Isn't it strange how when you have lots to do, you seem to find an interest in things that wouldn't normally hold your attention for so much as a second.
I am currently bogged down with important work-like things I should be cracking on with, so the obvious assumption is that I am feverishly thrusting fingertips at my keyboard in an attempt to chip through the outer shell of this work-load. This assumption is incorrect.
What I am doing instead is taking my penchant for procrastination to a new level. Evidence of this is all around me; most immediately the fact that this blog window is eclipsing the rather unstructured, almost unintelligible essay that sits behind it. I fail to care. It's boring and writing this (as opposed to reading it) is currently not.
Another clear indication of my urge to be distracted is my watching of 'Katie and Peter' on the telly box (don't pretend you have seen it, it's the reality show about a married remedial couple. One's got really big tits and the other one pretty much is a really big tit. They're quite good together in that respect). Usually I would use this to write a scorning diatribe about how much I hate the world of celebrity and it's bastard child 'reality TV', but that would be too much like work. Instead I am pretending to care about Jordan's surgery woes. The program suggests that after a recent operation (presumably mammary related) her life is in severe danger. I know she doesn't die - It would have been featured in the news right ? - I also know that if she had died It wouldn't be a valid excuse for not meeting my deadline, but still; here I am, watching.
As an interesting aside to this, Peter Andre is recording new tracks. I'm looking on with anticipation as he road tests one of his new opuses in an L.A club. Upsettingly, people are actually dancing to it. When will we learn? If we keep encouraging him, HE WILL NEVER STOP. There's such a thing as being cruel to be kind you know. I might send him a 'cease and desist' style e-mail...that's probably more important than the work I'm avoiding isn't it?

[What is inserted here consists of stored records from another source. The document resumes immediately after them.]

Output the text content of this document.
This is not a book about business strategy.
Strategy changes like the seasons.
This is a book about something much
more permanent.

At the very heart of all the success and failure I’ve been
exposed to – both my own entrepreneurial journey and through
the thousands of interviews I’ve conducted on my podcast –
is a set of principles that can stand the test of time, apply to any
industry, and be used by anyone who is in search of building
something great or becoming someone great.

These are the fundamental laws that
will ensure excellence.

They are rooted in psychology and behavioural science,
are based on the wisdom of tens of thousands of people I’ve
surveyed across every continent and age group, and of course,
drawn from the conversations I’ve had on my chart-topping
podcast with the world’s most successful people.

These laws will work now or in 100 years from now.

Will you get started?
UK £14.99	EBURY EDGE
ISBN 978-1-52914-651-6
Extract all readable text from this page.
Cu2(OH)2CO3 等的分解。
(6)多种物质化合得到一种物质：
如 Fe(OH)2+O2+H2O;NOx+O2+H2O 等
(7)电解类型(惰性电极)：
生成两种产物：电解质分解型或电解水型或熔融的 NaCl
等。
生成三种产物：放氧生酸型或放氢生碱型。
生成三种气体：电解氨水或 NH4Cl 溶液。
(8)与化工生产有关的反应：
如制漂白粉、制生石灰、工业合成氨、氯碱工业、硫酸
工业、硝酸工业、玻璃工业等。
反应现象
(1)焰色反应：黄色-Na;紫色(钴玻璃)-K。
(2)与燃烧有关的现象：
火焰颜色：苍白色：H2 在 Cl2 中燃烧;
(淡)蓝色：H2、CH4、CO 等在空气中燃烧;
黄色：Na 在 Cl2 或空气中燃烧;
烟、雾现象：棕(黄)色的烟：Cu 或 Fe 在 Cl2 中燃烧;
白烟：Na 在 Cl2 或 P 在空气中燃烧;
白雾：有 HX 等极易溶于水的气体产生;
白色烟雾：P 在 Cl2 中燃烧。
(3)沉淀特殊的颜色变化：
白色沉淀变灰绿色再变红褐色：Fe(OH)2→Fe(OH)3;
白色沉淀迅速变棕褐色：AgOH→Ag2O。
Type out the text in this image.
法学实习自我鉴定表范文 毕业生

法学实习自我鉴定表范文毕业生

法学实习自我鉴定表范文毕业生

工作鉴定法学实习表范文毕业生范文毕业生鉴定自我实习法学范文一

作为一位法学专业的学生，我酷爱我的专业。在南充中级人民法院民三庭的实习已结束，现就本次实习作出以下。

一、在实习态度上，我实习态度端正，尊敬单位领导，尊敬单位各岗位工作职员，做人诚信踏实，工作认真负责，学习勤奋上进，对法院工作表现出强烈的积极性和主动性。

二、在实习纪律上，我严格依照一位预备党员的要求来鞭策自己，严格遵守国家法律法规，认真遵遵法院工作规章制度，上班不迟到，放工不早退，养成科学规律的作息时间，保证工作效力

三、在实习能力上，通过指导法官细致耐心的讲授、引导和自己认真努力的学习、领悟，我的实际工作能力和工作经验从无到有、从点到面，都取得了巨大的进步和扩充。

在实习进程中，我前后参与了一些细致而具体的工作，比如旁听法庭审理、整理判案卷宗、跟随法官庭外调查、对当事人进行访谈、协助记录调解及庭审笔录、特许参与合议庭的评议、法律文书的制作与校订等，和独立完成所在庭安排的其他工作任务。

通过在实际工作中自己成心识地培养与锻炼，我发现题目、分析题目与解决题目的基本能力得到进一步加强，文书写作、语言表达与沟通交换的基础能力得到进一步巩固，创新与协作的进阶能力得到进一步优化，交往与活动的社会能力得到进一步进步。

5 minutes pass. I avoid writing the e-mail by finding something even less important to do. The program is reaching an end and I feel panic set in as I begin to run out of distractions.
"I just want to die" Jordan says in front of two of her small children. No, she hasn't just heard one of Peter's songs, her operation is still causing her pain "Mummy's boobies are so sore" She says to another child, who's vacant expression suggests he neither cares nor fully understands. I wince, swallow my pride and prepare to get back to work.